Enhancing thermal stability of the Streptomyces chitinase enzyme using In Silico point mutation

Chitin is the second most abundant biopolymer on the earth after cellulose. Chitinase, which hydrolyze chitin, has a broad range of application in agricultural, pharmaceutical and various chemical industries. One of the industrial problems in using enzymes is their relatively low thermal stability at temperatures above 50°C. As we know, the main difference between mesophilic and thermophilic proteins is related to their surface amino acids. Increasing charge and hydrophilic amino acids such as Glu, Arg and Tyr causes thermal stability and amino acids such as Gln, Ser, Ala and Asn cause thermal instability of enzymes [1].Therefore, in this study, the 3-D model of chitinase was predicted using Modeller 9 & 15 software. Then, the quality of the model was evaluated with PROCHECK and PROSA II servers. Solvent accessibility and hydrophilic areas of the model were studied through Discovry Studio software and Molsoft ICM-Browser softwares, then some of the amino acids of this enzyme were selected for engineering.

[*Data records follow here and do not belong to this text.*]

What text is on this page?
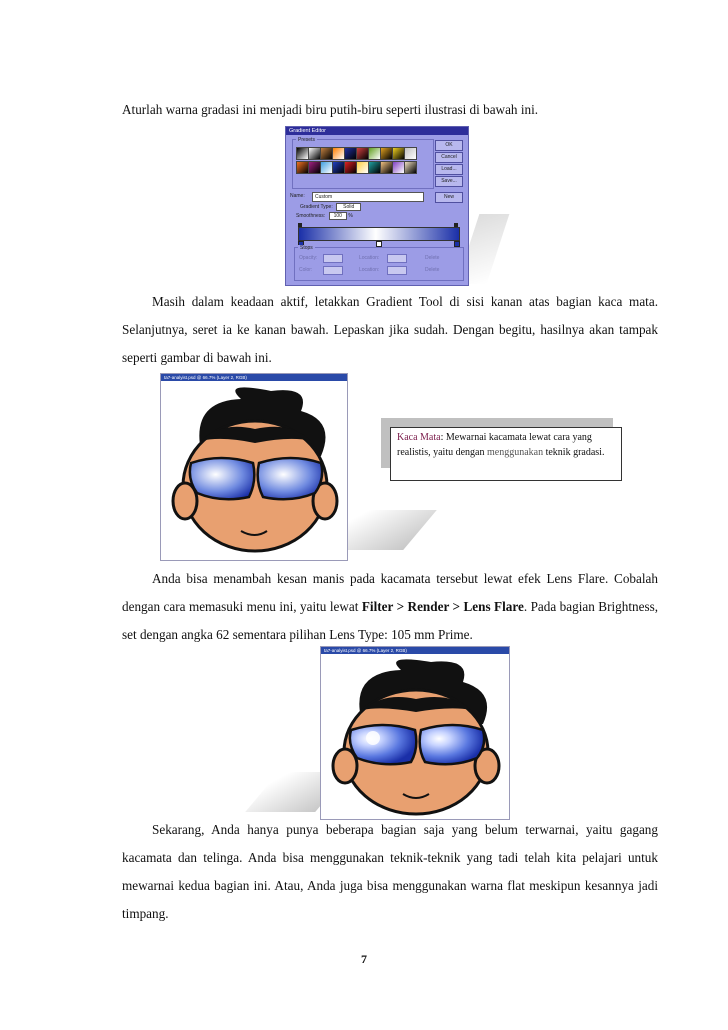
Aturlah warna gradasi ini menjadi biru putih-biru seperti ilustrasi di bawah ini.

Gradient Editor
Presets
OK
Cancel
Load...
Save...
Name:	Custom	New
Gradient Type: Solid
Smoothness: 100 %
Stops
Opacity:	Location:	Delete
Color:	Location:	Delete

Masih dalam keadaan aktif, letakkan Gradient Tool di sisi kanan atas bagian kaca mata. Selanjutnya, seret ia ke kanan bawah. Lepaskan jika sudah. Dengan begitu, hasilnya akan tampak seperti gambar di bawah ini.

ta7-analyist.psd @ 66.7% (Layer 2, RGB)
Kaca Mata: Mewarnai kacamata lewat cara yang realistis, yaitu dengan menggunakan teknik gradasi.

Anda bisa menambah kesan manis pada kacamata tersebut lewat efek Lens Flare. Cobalah dengan cara memasuki menu ini, yaitu lewat Filter > Render > Lens Flare. Pada bagian Brightness, set dengan angka 62 sementara pilihan Lens Type: 105 mm Prime.

ta7-analyist.psd @ 66.7% (Layer 2, RGB)

Sekarang, Anda hanya punya beberapa bagian saja yang belum terwarnai, yaitu gagang kacamata dan telinga. Anda bisa menggunakan teknik-teknik yang tadi telah kita pelajari untuk mewarnai kedua bagian ini. Atau, Anda juga bisa menggunakan warna flat meskipun kesannya jadi timpang.

7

Using the UCSF Chimera software, site directed mutation was used to replace the stable thermal amino acids in some situations and appropriate mutation selected with PopMusic server [2]. The structural stability of the mutant enzymes were also investigated using Gromacs. Mutant and wild type enzymes will be expressed in E. coli and B. subtilis. It should be noted that the Streptomyces chitinase is smaller than relative to similar chitinases, and in this enzyme, the chitin binding site is independent of enzyme active site, which is also an advantage [3].